With chapters 7-14 Hagner discusses the Gospels themselves, exploring such topics as the historical reliablity of the Gospels, the origin of each of the Gospel, various historical methods of interpretation, the Synoptic Problem, etc. Because I was sick when I read the remainder of part 2, this review will highlight a few points.
Markan Priority and Q
Hagner follows the majority of Synoptic scholars in agreeing that Mark was the first of the Gospels to be written, from which Matthew and Luke both relied on for their Gospels. While I tend to agree with Markan priority, I do not hold to Q as a source-be it written or oral-from which Luke and Matthew relied upon for their writings. In his chapter on the Synoptic Problem, as well as the chapters on Matthew through Luke, Hagner does helpfully discuss the various theories that have been put forwarded as possible answers to the Synoptic Problem. This is helpful for the reader in drawing his or her own conclusions on this debated matter of composition.

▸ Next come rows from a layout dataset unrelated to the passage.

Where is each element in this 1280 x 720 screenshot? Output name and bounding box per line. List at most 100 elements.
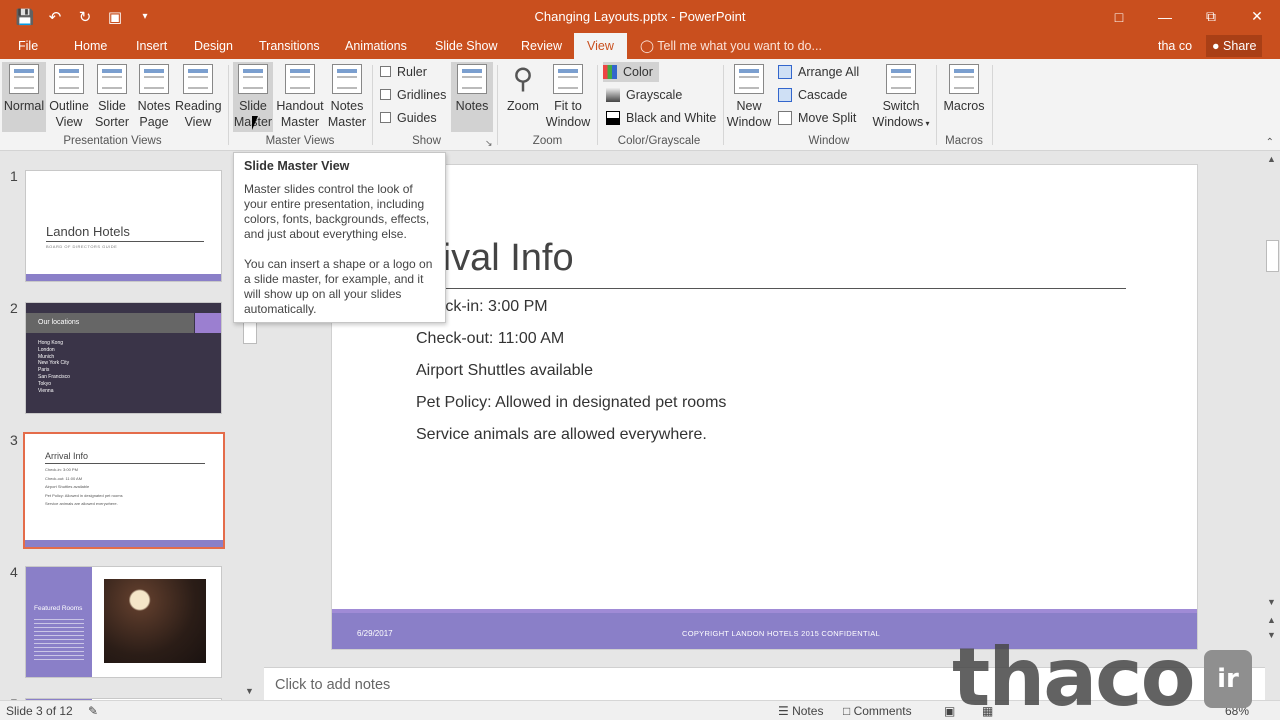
- notes-button[interactable]: Notes: [451, 62, 493, 132]
- slide-thumbnail-2[interactable]: Our locations Hong Kong London Munich Ne…: [25, 302, 222, 414]
- tab-insert[interactable]: Insert: [128, 33, 175, 59]
- tab-slide-show[interactable]: Slide Show: [427, 33, 506, 59]
- thumb-list-item: Vienna: [38, 387, 54, 394]
- move-split-icon: [778, 111, 792, 125]
- share-label: Share: [1223, 39, 1257, 53]
- previous-slide-icon[interactable]: ▲: [1267, 615, 1276, 625]
- spell-check-icon[interactable]: ✎: [88, 704, 98, 718]
- color-button[interactable]: Color: [603, 62, 659, 82]
- outline-view-button[interactable]: Outline View: [47, 62, 91, 132]
- separator: [228, 65, 229, 145]
- scroll-down-icon[interactable]: ▼: [1267, 597, 1276, 607]
- presentation-views-label: Presentation Views: [63, 135, 162, 147]
- ribbon-display-options-icon[interactable]: □: [1096, 0, 1142, 33]
- thumb-title: Featured Rooms: [34, 605, 83, 612]
- comments-toggle[interactable]: □ Comments: [843, 704, 912, 718]
- move-split-button[interactable]: Move Split: [778, 108, 856, 128]
- footer-copyright: COPYRIGHT LANDON HOTELS 2015 CONFIDENTIA…: [682, 629, 881, 638]
- scrollbar-thumb[interactable]: [243, 322, 257, 344]
- separator: [497, 65, 498, 145]
- notes-master-button[interactable]: Notes Master: [326, 62, 368, 132]
- notes-icon: [457, 64, 487, 94]
- new-window-icon: [734, 64, 764, 94]
- notes-page-button[interactable]: Notes Page: [134, 62, 174, 132]
- title-rule: [417, 288, 1126, 289]
- new-window-button[interactable]: New Window: [726, 62, 772, 132]
- slide-bullet[interactable]: Service animals are allowed everywhere.: [416, 426, 707, 444]
- thumb-rule: [46, 241, 204, 242]
- notes-master-icon: [332, 64, 362, 94]
- handout-master-button[interactable]: Handout Master: [275, 62, 325, 132]
- slide-bullet[interactable]: Check-out: 11:00 AM: [416, 330, 564, 348]
- notes-status-icon: ☰: [778, 704, 793, 718]
- ribbon-view: Normal Outline View Slide Sorter Notes P…: [0, 59, 1280, 151]
- share-button[interactable]: ● Share: [1206, 35, 1263, 57]
- tell-me-search[interactable]: ◯ Tell me what you want to do...: [640, 33, 822, 59]
- tab-review[interactable]: Review: [513, 33, 570, 59]
- normal-view-button[interactable]: Normal: [2, 62, 46, 132]
- minimize-icon[interactable]: —: [1142, 0, 1188, 33]
- ruler-checkbox[interactable]: Ruler: [380, 63, 427, 81]
- slide-number: 4: [10, 564, 18, 580]
- next-slide-icon[interactable]: ▼: [1267, 630, 1276, 640]
- scroll-down-icon[interactable]: ▼: [245, 686, 254, 696]
- slide-thumbnail-4[interactable]: Featured Rooms: [25, 566, 222, 678]
- slide-bullet[interactable]: Pet Policy: Allowed in designated pet ro…: [416, 394, 726, 412]
- switch-windows-button[interactable]: Switch Windows ▾: [871, 62, 931, 132]
- color-swatch-icon: [603, 65, 617, 79]
- macros-group-label: Macros: [945, 135, 983, 147]
- footer-date: 6/29/2017: [357, 629, 393, 638]
- cascade-button[interactable]: Cascade: [778, 85, 847, 105]
- outline-view-icon: [54, 64, 84, 94]
- checkbox-icon: [380, 66, 391, 77]
- user-account[interactable]: tha co: [1158, 33, 1192, 59]
- arrange-all-button[interactable]: Arrange All: [778, 62, 859, 82]
- slide-thumbnails-pane: 1 2 3 4 5 Landon Hotels BOARD OF DIRECTO…: [0, 152, 258, 712]
- slide-sorter-button[interactable]: Slide Sorter: [91, 62, 133, 132]
- grayscale-button[interactable]: Grayscale: [606, 85, 682, 105]
- guides-checkbox[interactable]: Guides: [380, 109, 437, 127]
- tab-transitions[interactable]: Transitions: [251, 33, 328, 59]
- ribbon-tabs: File Home Insert Design Transitions Anim…: [0, 33, 1280, 59]
- scroll-up-icon[interactable]: ▲: [1267, 154, 1276, 164]
- thumb-list-item: San Francisco: [38, 373, 70, 380]
- gridlines-checkbox[interactable]: Gridlines: [380, 86, 446, 104]
- slide-scrollbar[interactable]: ▲ ▼ ▲ ▼: [1265, 152, 1280, 665]
- thumb-title: Our locations: [38, 319, 80, 326]
- tab-animations[interactable]: Animations: [337, 33, 415, 59]
- tab-design[interactable]: Design: [186, 33, 241, 59]
- thumb-title: Landon Hotels: [46, 224, 130, 239]
- restore-icon[interactable]: ⧉: [1188, 0, 1234, 33]
- scrollbar-thumb[interactable]: [1266, 240, 1279, 272]
- thumb-body-text: [34, 619, 84, 663]
- slide-number: 1: [10, 168, 18, 184]
- notes-toggle[interactable]: ☰ Notes: [778, 704, 823, 718]
- master-views-label: Master Views: [265, 135, 335, 147]
- collapse-ribbon-icon[interactable]: ⌃: [1266, 137, 1274, 148]
- slide-number: 3: [10, 432, 18, 448]
- tab-view[interactable]: View: [574, 33, 627, 59]
- macros-icon: [949, 64, 979, 94]
- fit-to-window-button[interactable]: Fit to Window: [545, 62, 591, 132]
- thumb-list-item: Paris: [38, 367, 50, 374]
- slide-bullet[interactable]: Airport Shuttles available: [416, 362, 593, 380]
- separator: [723, 65, 724, 145]
- tab-home[interactable]: Home: [66, 33, 115, 59]
- black-and-white-button[interactable]: Black and White: [606, 108, 716, 128]
- slide-master-tooltip: Slide Master View Master slides control …: [233, 152, 446, 323]
- thumb-bullet: Check-in: 3:00 PM: [45, 467, 78, 472]
- slide-thumbnail-1[interactable]: Landon Hotels BOARD OF DIRECTORS GUIDE: [25, 170, 222, 282]
- arrange-all-icon: [778, 65, 792, 79]
- tab-file[interactable]: File: [10, 33, 46, 59]
- current-slide[interactable]: Arrival Info Check-in: 3:00 PM Check-out…: [331, 164, 1198, 650]
- grayscale-swatch-icon: [606, 88, 620, 102]
- show-dialog-launcher-icon[interactable]: ↘: [485, 138, 493, 149]
- slide-thumbnail-3[interactable]: Arrival Info Check-in: 3:00 PM Check-out…: [23, 432, 225, 549]
- close-icon[interactable]: ✕: [1234, 0, 1280, 33]
- reading-view-button[interactable]: Reading View: [175, 62, 222, 132]
- mouse-cursor: [252, 116, 264, 130]
- thumb-rule: [45, 463, 205, 464]
- macros-button[interactable]: Macros: [941, 62, 987, 132]
- zoom-button[interactable]: ⚲ Zoom: [503, 62, 543, 132]
- tooltip-paragraph: Master slides control the look of your e…: [244, 182, 430, 241]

One of the things that I find to be most helpful for a classroom or possibly Sunday school setting are the sizes of the chapters. Each chapter is short enough to cover in one sitting, thus allowing one to cover one a chapter a week or a class period. But the relatively short chapter size does not take away from the content of each chapter. Each chapter is informative and interacts with all of the key theological, historical, and interpretative issues you would expect to find in most critical studies and commentaries on the Gospels. And to top it off, the bibliographies at the end of each chapter are complete and can serve as a great launching pad for further in-depth studies.
I am convinced that Hagner’s New Testament Introduction is a must have for any serious student of the New Testament. It is one of the best NT Intros to come along in a number of years, and I hope that it gains the readership that it deserves. While it may be too big in size for a one semester NT Intro class, it should be consulted nonetheless!